What will happen to those who will depend on whatever meagre amount they have in the EPF? The low-income earners, the blue-collar workers? If something were to happen to the funds, what then could they hope to subsist on?

The way the EPF is structured, no contributor can just walk up to a counter and withdraw funds. You have to meet certain conditions; necessary ones as, human nature being the way it is, there’s no guarantee we can keep our hands off the money if it was more accessible.

What right, then, does the government have to take it without our permission and for questionable purposes?

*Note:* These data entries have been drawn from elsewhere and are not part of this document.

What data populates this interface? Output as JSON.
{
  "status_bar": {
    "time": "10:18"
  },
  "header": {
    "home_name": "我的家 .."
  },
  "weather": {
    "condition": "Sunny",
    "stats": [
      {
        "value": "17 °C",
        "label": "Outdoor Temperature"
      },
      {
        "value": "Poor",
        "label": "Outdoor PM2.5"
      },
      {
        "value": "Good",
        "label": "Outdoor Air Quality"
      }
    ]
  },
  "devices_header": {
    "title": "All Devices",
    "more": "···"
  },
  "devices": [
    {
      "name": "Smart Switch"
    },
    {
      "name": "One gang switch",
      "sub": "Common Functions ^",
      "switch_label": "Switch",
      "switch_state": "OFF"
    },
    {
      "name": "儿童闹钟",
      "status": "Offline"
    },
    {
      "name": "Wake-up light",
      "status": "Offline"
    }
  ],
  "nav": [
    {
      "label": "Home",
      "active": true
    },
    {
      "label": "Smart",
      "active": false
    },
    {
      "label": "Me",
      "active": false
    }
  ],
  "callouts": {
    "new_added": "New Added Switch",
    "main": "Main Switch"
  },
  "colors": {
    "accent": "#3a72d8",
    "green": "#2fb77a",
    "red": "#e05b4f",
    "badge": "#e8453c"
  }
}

It’s painful thinking back to how I felt as a child, seeing my parents forced to ask me for money. I remember staying up at night, worrying if we’d have enough food. I recall crying when my mother said she was pregnant because my child’s mind believed there was no way my parents could afford another mouth to feed.

No child should ever have to grow up in the quiet desperation poverty drowns you in. No matter how resilient children can be, poverty leaves a mark that leaves many children to be wary and fearful for the future. They learn, the hard way, that they can’t always rely on adults to protect them from deprivation.

The problem is that our leaders, being far too comfortable materially, have no empathy for the hardships of the masses. While the already-pinched middle class can somewhat imagine what it’s like to be old and penniless, too many of our politicians are deafened by their comfortable lifestyles. What gives these politicians the right to spend money they didn’t earn without the tacit permission of its owners. Isn’t that stealing? Or should we use the gentler definition: Misappropriation of funds?

Our government likes styling itself as a caretaker, but has proven a poor one. When you can’t trust your government not to touch your retirement funds, how fearful do we all need to be about our collective economic future?

* The views expressed here are the personal opinion of the columnist.